Ali Gomaa and the IMF loan
Al Masry Al Youm Chairman Abdel Moneim Saeed writes on Egypt’s ability to take action to implement reforms necessary to land USD 12 bn in IMF funding for AMAY. The IMF loan will require a change of human behaviour if it will do anything besides put Egypt further in debt, he says.
Al Watan’s Mahmoud Khalil is urging the government not pursue the IMF loan. His reasoning is twofold: The country needs a liquidity shield before it can devalue the national currency, and that the IMF is just another American tool to destabilize Egypt. While Khalil barely acknowledges that the loan would improve investment in the country, he does not factor in how the loan would help cover reserves shortfalls not to mention the USD 2-3 bn Eurobond issuance that will come with it.

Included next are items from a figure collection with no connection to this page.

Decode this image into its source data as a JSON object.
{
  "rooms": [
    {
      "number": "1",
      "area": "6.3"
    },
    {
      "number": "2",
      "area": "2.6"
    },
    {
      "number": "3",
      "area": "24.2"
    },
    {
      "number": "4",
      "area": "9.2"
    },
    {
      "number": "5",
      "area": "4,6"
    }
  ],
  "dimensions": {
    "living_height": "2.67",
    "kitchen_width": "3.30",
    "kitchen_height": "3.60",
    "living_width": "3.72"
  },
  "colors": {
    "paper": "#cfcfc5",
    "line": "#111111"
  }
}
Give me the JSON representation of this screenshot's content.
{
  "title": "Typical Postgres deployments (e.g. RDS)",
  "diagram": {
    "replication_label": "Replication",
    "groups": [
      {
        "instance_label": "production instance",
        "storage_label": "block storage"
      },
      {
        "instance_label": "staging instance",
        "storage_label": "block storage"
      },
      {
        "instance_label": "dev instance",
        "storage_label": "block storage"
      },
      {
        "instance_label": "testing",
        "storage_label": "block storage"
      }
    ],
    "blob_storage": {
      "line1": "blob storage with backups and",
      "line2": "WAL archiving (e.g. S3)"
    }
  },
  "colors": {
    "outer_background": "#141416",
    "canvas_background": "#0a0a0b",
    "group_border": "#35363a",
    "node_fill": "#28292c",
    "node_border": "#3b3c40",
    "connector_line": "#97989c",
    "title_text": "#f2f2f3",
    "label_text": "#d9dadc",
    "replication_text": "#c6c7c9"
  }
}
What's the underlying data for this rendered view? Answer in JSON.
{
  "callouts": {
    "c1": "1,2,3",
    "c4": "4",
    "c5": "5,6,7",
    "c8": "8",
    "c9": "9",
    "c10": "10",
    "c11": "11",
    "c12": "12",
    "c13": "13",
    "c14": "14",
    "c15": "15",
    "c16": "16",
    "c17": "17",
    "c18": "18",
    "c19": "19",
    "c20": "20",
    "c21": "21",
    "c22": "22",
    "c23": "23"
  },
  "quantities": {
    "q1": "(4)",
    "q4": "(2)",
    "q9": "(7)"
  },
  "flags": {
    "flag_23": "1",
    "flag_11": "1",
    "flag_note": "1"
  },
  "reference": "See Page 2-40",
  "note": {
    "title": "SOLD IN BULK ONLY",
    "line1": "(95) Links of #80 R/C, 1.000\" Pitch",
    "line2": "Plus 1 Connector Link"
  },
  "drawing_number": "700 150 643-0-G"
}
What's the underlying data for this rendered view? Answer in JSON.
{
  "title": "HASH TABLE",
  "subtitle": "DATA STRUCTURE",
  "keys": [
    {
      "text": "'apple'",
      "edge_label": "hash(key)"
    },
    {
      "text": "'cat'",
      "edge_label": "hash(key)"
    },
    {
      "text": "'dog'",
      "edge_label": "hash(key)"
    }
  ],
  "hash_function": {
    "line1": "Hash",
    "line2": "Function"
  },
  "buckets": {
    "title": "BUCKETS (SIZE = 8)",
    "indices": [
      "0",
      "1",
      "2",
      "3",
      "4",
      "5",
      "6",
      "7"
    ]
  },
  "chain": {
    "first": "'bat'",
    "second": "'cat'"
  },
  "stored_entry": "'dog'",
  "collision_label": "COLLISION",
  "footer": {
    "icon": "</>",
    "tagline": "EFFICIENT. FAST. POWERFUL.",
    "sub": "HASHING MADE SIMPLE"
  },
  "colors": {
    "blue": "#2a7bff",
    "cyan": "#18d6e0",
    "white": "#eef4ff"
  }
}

Khalil fits right in: Al Watan has become a wee bit anti-American of late. Columnist Emad El Din Adib attacked what he called the hypocrisy of US policy on Syria, while Sahar Ga’ara flat-out calls US President Barack Obama a terrorist.
Al Ahram Editor Farouk Goweda pens a piece asking why a terrorist attack would target former Grand Mufti Ali Gomaa, while government-affiliated Makram Mohamed Ahmed hits on the same theme in a separate piece, also for Al Ahram.